Besides the describe Strategy, there are some other useful strategies. One interesting storage strategy is used by the `range` function. `range(i, j, s)` generates a list of integers from `i` to `j` in steps of `s` lazily. It does not build a full list, that would be wasteful, because most uses of `range` do not make use of the full list. A special `RangeListStrategy` is used by `range` – it only stores three words of information: `start`, `stop`, and `step`, and produces the desired integer by calculating.

A special fast path for choosing and initializing a strategy is implemented for functions which the return type is fixed and known in advance. For example, `split(d)` on a string will return a list of strings, so a `StringListStrategy` is immediately selected.

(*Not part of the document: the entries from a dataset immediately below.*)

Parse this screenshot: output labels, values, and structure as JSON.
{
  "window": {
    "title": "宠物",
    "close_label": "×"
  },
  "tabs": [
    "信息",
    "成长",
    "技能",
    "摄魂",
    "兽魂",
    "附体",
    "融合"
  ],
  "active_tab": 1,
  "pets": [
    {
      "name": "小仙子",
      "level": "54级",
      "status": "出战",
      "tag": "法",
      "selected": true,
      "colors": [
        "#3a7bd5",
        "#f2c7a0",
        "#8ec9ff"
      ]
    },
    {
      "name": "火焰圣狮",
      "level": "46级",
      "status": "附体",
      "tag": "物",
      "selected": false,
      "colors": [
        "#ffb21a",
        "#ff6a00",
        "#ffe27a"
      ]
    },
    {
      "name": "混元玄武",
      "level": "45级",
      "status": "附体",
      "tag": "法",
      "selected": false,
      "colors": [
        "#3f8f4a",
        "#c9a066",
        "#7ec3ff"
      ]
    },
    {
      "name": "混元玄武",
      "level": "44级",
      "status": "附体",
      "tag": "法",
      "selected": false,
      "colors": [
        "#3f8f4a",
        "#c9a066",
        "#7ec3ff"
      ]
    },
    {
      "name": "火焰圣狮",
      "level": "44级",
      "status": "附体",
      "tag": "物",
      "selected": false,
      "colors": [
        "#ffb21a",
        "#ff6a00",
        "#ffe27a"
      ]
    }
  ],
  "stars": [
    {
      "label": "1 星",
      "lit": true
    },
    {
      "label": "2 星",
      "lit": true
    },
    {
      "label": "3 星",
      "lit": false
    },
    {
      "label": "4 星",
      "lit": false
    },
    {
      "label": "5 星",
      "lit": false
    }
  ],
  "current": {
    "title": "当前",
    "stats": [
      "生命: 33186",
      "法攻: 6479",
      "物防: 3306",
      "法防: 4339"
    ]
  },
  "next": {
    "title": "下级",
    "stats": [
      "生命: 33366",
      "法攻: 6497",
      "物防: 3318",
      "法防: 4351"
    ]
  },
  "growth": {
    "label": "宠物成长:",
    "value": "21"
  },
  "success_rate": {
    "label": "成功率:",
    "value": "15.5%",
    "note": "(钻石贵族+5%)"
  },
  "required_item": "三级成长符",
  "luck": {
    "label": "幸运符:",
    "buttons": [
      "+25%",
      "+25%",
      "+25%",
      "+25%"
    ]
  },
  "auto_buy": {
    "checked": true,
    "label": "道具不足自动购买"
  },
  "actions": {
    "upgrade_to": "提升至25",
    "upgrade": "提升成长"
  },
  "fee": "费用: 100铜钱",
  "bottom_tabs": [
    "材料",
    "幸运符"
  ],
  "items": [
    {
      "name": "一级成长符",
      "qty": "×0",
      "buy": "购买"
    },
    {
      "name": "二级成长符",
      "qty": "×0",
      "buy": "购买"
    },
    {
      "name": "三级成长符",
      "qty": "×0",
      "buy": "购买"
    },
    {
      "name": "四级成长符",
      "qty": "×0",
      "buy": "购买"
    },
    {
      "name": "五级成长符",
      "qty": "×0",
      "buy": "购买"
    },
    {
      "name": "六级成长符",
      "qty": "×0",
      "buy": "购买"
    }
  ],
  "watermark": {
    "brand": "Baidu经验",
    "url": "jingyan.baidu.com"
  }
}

In cases where there are optimized type-based operations, a strategy can have and optimized implementation of a method. For example, the `contains(o)` method can be optimized to perform a fast machine word comparison when used in an `IntegerListStrategy`.

## Evaluation of performance

The evaluation of storage strategies focus on execution speed and memory usage using a variety of benchmarks. These benchmarks are run on various variants of PyPy with different groups of strategies enabled, ranging from pypy-all, which has all strategies enabled, and pypy-none which has no strategies enabled.

Each benchmark is executed 35 times, and the first 5 is discarded, to try and get close to steady-state of the VM.

Overall, pypy-all improves performance by 18%. It also leads to useful savings in peak memory usage, because, in essence, the strategies cause objects to be shorter-lived on average.

The results measure steady-state, which holds true when using JIT VM in a server-like environment. For short-lived programs, these numbers might not hold up, and measuring that is hard because the impact of the JIT itself can be significant.